Pouco mais de 20 % do valor que a Troika emprestou ao Estado Português é quanto vai custar a construção das novas barragens, diz Joanaz de Melo, presidente do GEOTA

O presidente do Grupo de Estudos de Ordenamento do Território e Ambiente (GEOTA) afirmou, na quinta-feira, que o plano nacional de barragens vai custar "16 mil milhões de euros", pouco mais de 20 % do resgate a Portugal.
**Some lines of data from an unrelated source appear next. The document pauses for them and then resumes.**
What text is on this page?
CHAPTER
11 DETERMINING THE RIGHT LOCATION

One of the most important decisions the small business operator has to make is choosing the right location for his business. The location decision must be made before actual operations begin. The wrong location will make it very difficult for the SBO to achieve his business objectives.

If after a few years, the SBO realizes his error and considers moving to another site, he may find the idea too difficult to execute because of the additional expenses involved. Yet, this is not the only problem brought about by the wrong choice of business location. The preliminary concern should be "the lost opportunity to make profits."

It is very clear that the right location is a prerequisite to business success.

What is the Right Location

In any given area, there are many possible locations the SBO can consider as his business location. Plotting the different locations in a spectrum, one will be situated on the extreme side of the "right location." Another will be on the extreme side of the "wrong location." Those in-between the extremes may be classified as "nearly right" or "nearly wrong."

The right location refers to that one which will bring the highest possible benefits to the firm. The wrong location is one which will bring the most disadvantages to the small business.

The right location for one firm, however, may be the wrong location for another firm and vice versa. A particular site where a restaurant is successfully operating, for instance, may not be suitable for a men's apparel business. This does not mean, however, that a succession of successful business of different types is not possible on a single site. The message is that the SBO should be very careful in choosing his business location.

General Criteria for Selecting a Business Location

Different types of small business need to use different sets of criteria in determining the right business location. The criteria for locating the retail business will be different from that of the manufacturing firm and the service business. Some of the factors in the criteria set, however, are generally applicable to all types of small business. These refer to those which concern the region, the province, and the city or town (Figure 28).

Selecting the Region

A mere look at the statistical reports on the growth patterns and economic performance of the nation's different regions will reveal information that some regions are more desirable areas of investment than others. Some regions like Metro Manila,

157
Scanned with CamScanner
Joanaz de Melo disse que só a barragem de Foz Tua, em Trás-os-Montes, vai custar aos cidadãos cerca de "3.000 milhões", considerando que esta obra "é um crime de lesa-pátria, por todos os motivos".

O dirigente falava no Porto, durante mais uma sessão do ciclo Conversas sobre Ambiente, organizado pela Fundação de Serralves e a Liga para a Protecção da Natureza. Desta feita, o tema foi o aproveitamento hidroelétrico de Foz Tua, já em construção.

Já no início da semana, o GEOTA e outras seis associações ambientalistas tinham emitido um comunicado sobre o tema, alegando que as medidas de minimização dos impactos da construção da barragem de Foz-Tua, exigidas pela UNESCO para a manutenção da classificação do Alto Douro Vinhateiro como Património da Humanidade, não serão cumpridas "satisfatoriamente" pelo Estado português.